In order to escape the Seinfeld episode I had now found myself in, I asked what our options were. Well, they could stash us in an under-construction area of the hotel with a sofa bed and a roll-away, if we wanted...

me: Do we have any other choice?
her: No.
me (thoughts of us repeating last year's futile, multi-hour hunt for a hotel flooded my mind): We'll take it.

She eventually sweetened the deal with a free breakfast buffet, free parking and 50% off our bill, but it was with great foreboding that I took the key cards.

her: One for you, and one for your partner.

me (leaving): Whatever.

Following a map she had given us, John and I drove around the block to the other side of the “resort” and pulled into the parking lot. From the outside things looked okay. Nice lobby. Elevator’s functional. Ding! Stepping out onto our floor. Holy…! The thing looks like a prison, with gray, unpainted walls and concrete floors, I'm fearing the worst. Visions of the crack den my mom and I had to stay in during our Hawaii trip came to mind. Opening door to our room slowly – wow! Actually, this place is alright! Yeah, it was kind of like camping out in the living room of a hotel room since there weren't any real beds, but it had a huge balcony overlooking a couple of pools and it was clean and well-lit. Since we weren’t going to be spending that much time there anyway, we were happy.

Later, after we had both unpacked a bit and were sitting on the sofa bed (me playing PSP, John watching the World Tournament of Poker on television), one of the hotel staffers came by with the roll-away which she parked next to the bed.

us: Oh, good. We’ll need that.
she (looking at us slyly): Sure. I’ll just leave it here.

So it became kind of the running gag of the trip that the hotel staff totally thought John and I were “together” – the next morning the cleaning lady opened the door, waking us from our slumber (we forgot to put out the "Do Not Disturb" sign) and I jumped off the cot as she came in, startling her.

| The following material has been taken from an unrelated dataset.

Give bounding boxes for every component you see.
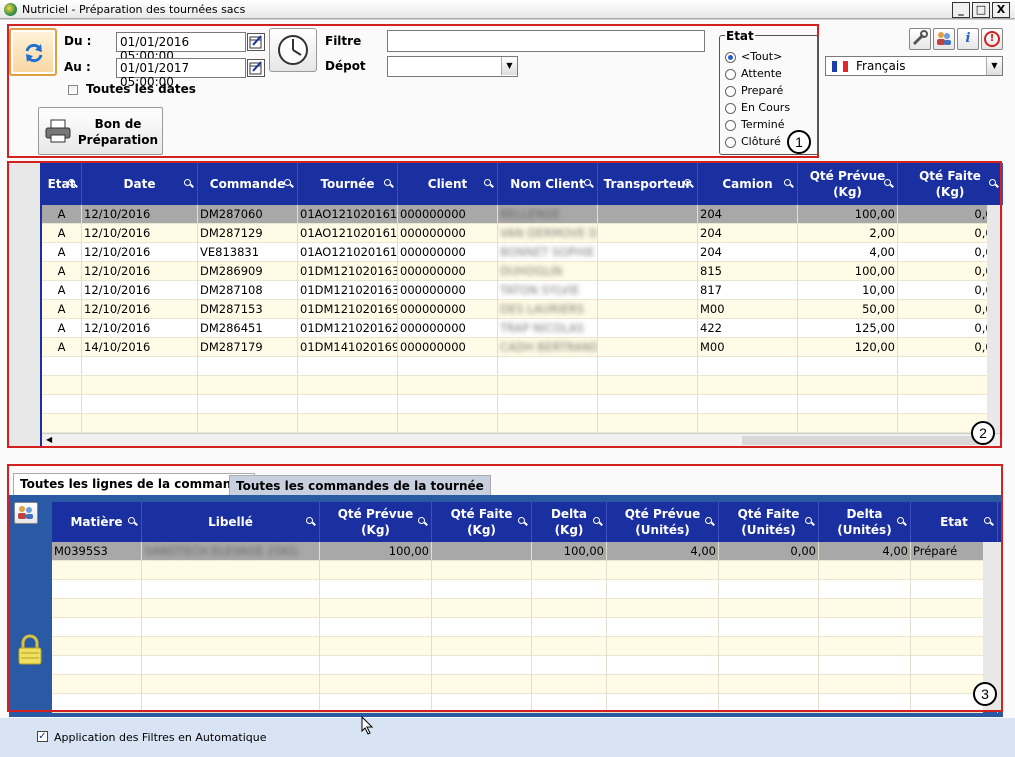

me (pointing to John, still in bed, and my disheveled cot): See!? Both the cot and bed have been used!
her: uh-huh.
me: The cot! I slept on it. He’s on the bed!
her: Okay, sir. We don’t judge, here.

Wow. I thought this was going to be a brief post, but I haven't even gotten to Comic-Con yet. Looks like I'll have to continue this tomorrow. Stay tuned for Kevin Smith's (dis)appearance, a hero from my past, trouble with pancakes and more!

4 Comments:

At 5:03 PM, Mitch said...

But notice how the clothes are laid out so neatly on the bed. Anyone can rumple sheets in matter of seconds...

 
At 11:04 AM, John K said...

We don't judge here at the Town and Country, sir. Here are extra towels.

 
At 10:09 AM, Anonymous said...

me thinks thou protests too much...

 
At 11:51 AM, jefbot said...

i dost protest that comment. separate beds, i tell you!!!